CURRENT INVESTIGATIONS

Collateralized Debt Obligations (CDOs) and
Asset Backed Securities (ABS)

     An asset-backed security (ABS) is a type of debt security that is based on pools of assets, or collateralized by the cash flows from a specified pool of underlying assets. Collateralized debt obligations (CDOs) are a type of asset-backed security and structured credit product. CDOs are constructed from a portfolio of fixed-income assets. These assets are divided into different tranches: senior tranches (rated AAA), mezzanine tranches (usually AA to BBB), and equity tranches (non-rated or unrated).

     While the instruments were created to help finance the loans, Wall Street quickly learned they could use these instruments to increase their own earnings. Trillions of dollars worth of asset-backed securities both backed by real assets and synthetic CDOs were underwritten, bought and sold since the late 1990s.

      Many of these securities were tied to borrowers with risky profiles, and bond agencies failed to recognize the "risks."

     Many conservative investors were sold their exposed to these risks through their fixed-income investments and funds, financial stock holders, real estate investments, auction rate securities portfolios and money market funds.
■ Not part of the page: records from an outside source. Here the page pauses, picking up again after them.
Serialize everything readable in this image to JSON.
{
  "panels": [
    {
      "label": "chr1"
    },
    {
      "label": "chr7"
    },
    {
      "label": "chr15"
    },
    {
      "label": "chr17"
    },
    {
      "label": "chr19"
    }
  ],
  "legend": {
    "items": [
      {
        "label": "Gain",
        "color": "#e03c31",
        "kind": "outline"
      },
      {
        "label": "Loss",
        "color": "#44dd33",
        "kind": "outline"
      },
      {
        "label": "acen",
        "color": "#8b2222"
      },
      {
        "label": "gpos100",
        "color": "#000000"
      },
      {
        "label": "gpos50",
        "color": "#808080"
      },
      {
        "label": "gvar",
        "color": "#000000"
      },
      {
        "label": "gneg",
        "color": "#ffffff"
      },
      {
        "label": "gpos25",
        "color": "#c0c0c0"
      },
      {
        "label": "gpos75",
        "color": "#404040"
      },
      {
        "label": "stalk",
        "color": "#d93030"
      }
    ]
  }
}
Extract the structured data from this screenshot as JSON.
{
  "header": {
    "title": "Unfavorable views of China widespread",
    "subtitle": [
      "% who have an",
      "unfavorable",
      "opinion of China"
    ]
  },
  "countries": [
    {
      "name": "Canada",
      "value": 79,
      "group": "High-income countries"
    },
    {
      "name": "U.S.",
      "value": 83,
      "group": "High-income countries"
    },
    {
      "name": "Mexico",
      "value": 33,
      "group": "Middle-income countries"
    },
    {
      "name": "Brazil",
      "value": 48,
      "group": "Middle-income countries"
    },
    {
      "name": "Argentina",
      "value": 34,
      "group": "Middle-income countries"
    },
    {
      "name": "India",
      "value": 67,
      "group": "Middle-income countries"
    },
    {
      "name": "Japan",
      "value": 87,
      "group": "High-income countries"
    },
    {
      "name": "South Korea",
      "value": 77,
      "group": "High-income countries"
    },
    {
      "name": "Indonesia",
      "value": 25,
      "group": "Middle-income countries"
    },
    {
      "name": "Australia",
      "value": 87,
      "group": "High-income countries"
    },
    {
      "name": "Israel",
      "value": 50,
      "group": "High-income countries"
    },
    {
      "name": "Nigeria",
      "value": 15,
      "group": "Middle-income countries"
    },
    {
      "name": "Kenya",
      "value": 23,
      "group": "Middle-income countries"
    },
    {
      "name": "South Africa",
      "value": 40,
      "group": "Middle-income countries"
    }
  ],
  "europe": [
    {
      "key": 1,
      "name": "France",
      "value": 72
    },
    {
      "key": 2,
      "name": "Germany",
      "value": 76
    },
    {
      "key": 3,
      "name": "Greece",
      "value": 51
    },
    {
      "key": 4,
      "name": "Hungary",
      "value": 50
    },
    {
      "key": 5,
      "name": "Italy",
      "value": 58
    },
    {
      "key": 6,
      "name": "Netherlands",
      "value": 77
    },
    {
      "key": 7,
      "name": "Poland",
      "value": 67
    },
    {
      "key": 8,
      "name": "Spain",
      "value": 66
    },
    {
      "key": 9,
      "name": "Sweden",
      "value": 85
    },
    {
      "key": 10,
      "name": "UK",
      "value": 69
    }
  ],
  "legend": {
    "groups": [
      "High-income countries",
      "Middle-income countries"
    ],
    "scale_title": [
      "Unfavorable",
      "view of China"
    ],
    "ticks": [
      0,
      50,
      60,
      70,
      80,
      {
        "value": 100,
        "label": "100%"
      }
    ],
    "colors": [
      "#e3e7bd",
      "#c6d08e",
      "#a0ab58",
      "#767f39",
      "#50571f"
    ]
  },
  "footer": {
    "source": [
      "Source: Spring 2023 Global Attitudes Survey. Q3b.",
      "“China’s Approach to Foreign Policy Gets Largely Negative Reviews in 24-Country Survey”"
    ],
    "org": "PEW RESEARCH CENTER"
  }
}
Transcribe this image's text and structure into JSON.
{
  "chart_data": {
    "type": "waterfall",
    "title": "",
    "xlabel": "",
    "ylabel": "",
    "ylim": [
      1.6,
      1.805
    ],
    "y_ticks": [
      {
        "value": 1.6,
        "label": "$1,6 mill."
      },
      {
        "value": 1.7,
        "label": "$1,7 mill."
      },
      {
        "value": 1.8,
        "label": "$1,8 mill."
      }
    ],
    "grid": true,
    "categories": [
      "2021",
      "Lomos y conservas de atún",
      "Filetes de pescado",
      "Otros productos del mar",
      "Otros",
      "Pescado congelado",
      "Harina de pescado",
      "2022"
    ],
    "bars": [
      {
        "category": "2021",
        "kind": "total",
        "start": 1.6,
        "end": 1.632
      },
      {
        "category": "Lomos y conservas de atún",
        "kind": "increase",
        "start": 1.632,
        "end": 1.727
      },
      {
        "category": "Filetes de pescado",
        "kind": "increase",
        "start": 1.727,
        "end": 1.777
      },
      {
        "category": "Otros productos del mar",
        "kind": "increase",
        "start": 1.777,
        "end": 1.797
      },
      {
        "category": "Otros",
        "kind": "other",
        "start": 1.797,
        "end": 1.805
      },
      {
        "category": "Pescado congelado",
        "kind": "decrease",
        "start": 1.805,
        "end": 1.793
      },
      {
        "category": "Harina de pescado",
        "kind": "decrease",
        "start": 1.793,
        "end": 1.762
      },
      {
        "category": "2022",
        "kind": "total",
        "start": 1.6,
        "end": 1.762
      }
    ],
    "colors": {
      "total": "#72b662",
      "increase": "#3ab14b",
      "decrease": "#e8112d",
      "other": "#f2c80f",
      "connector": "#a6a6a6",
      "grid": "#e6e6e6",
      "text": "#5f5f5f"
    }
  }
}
     The law office of Howard M. Rosenfield have represented investors with claims and losses due to inappropriate exposure to asset backed securities and collateralized debt obligations. Many who invested in these securities were misled by brokers and "pitch books" which claimed that their investments were "safe" and "conservative."

     Financial advisers and brokers have a fiduciary duty to only recommend investments that are suitable to their clients' investment objectives and risk profiles. Asset backed securities and CDOs are entirely inappropriate for most of these investors and they should be entitled to an investment recovery.